In this case, we will need to wait for the algorithm to give an answer (1), enumerate all possibilities and none of them are w (2) or that it enters an infinite loop (3).

The cases (1) and (2) are trivial. After all, if it stopped, it stopped, we have the answer. And for the case (3)? @Guilherme Bernal provided a heuristic in that matter. But unfortunately it doesn’t work for the general case.

Looking at it from a different perspective... I’m going to let my Turing machine work for a while. I let it process for... two weeks. After that time I pause it and check its internal state. Well, it says that there are still paths to be cleared, vertices not visited. So I let her process a little bit more. I go back five years later, and then what? Well, now there are two billion vertices to be visited.

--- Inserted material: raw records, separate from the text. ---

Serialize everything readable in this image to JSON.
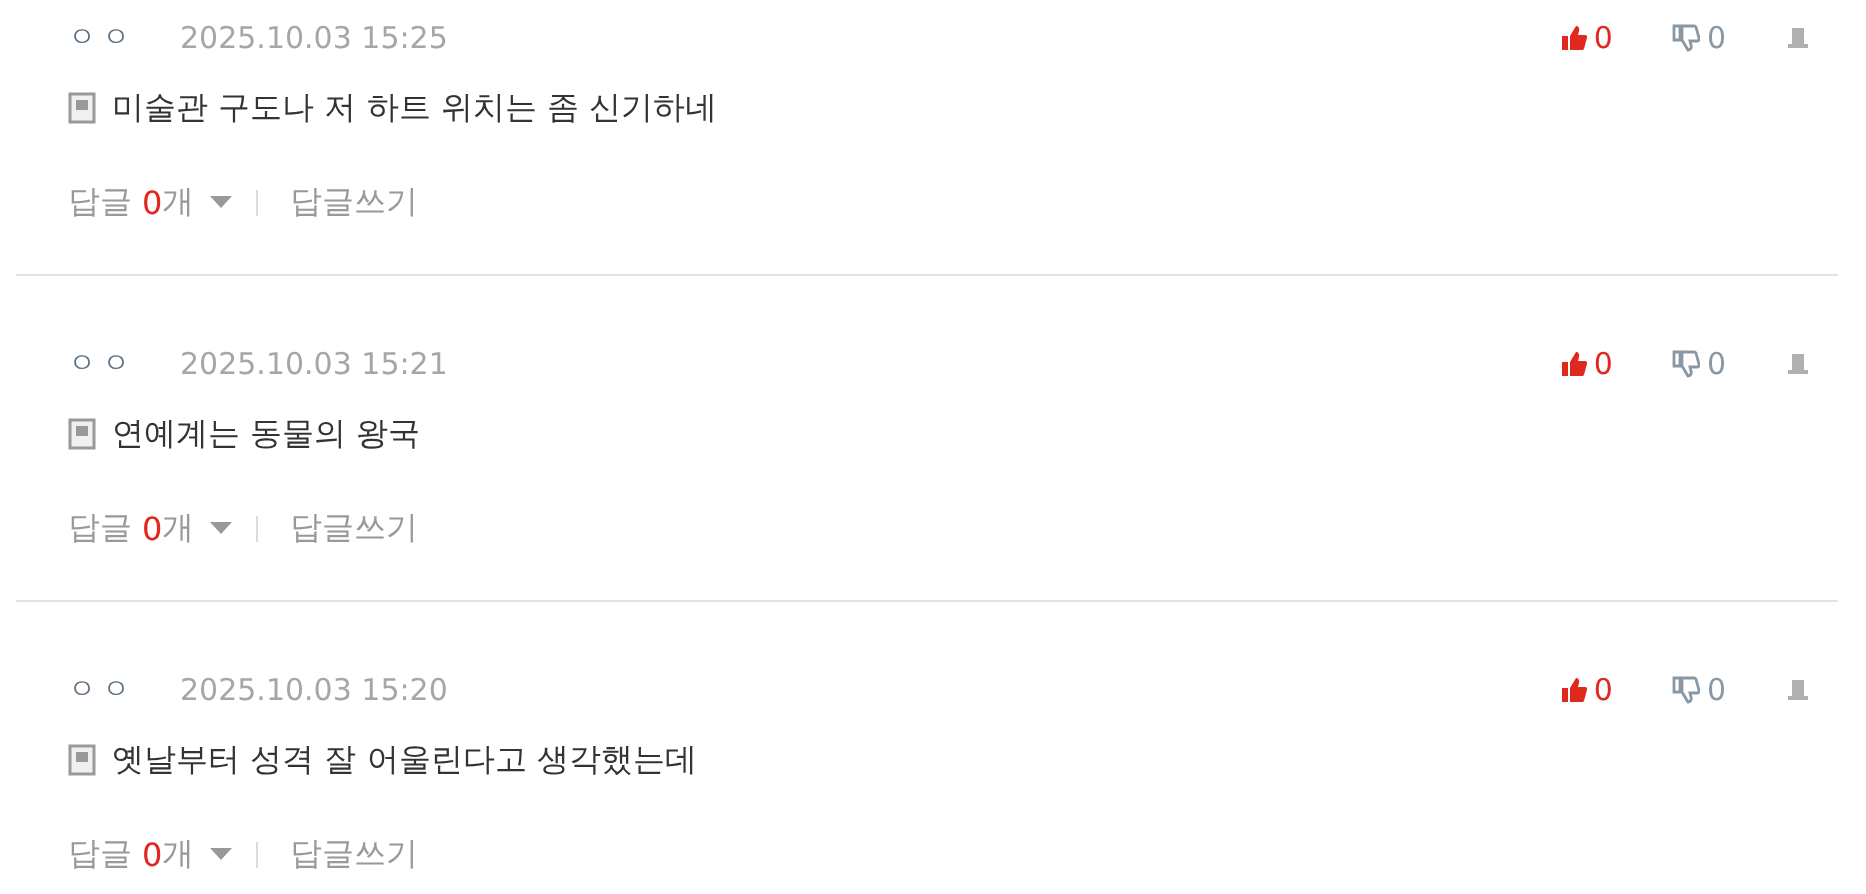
{
  "comments": [
    {
      "author": "ㅇㅇ",
      "date": "2025.10.03 15:25",
      "text": "미술관 구도나 저 하트 위치는 좀 신기하네",
      "likes": "0",
      "dislikes": "0",
      "reply_label": "답글",
      "reply_count": "0",
      "reply_unit": "개",
      "write_reply": "답글쓰기"
    },
    {
      "author": "ㅇㅇ",
      "date": "2025.10.03 15:21",
      "text": "연예계는 동물의 왕국",
      "likes": "0",
      "dislikes": "0",
      "reply_label": "답글",
      "reply_count": "0",
      "reply_unit": "개",
      "write_reply": "답글쓰기"
    },
    {
      "author": "ㅇㅇ",
      "date": "2025.10.03 15:20",
      "text": "옛날부터 성격 잘 어울린다고 생각했는데",
      "likes": "0",
      "dislikes": "0",
      "reply_label": "답글",
      "reply_count": "0",
      "reply_unit": "개",
      "write_reply": "답글쓰기"
    }
  ]
}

I’m scared, but that means she’s making progress... or not?

Well, maybe next second she’ll just stop and yell, "I’m done, I thought w". Maybe it takes another week. Or two centuries. Impossible to determine that by looking at it. Maybe these two billion vertices are two billion endless wells. Or not! Maybe they can all generate w in the future, near or distant. Maybe processing is leading somewhere, maybe it’s just processing in vain.

By taking a Turing machine that solves the problem of whether w is generated by G and it is still in processing, it is impossible to determine whether it is because it is on its way to (1) or (2), or whether it is in perdition in (3).

This is an example that shows the impossibility of determining whether a given Turing machine will one day give an answer. After all, I have all the time in the world, but not infinite time.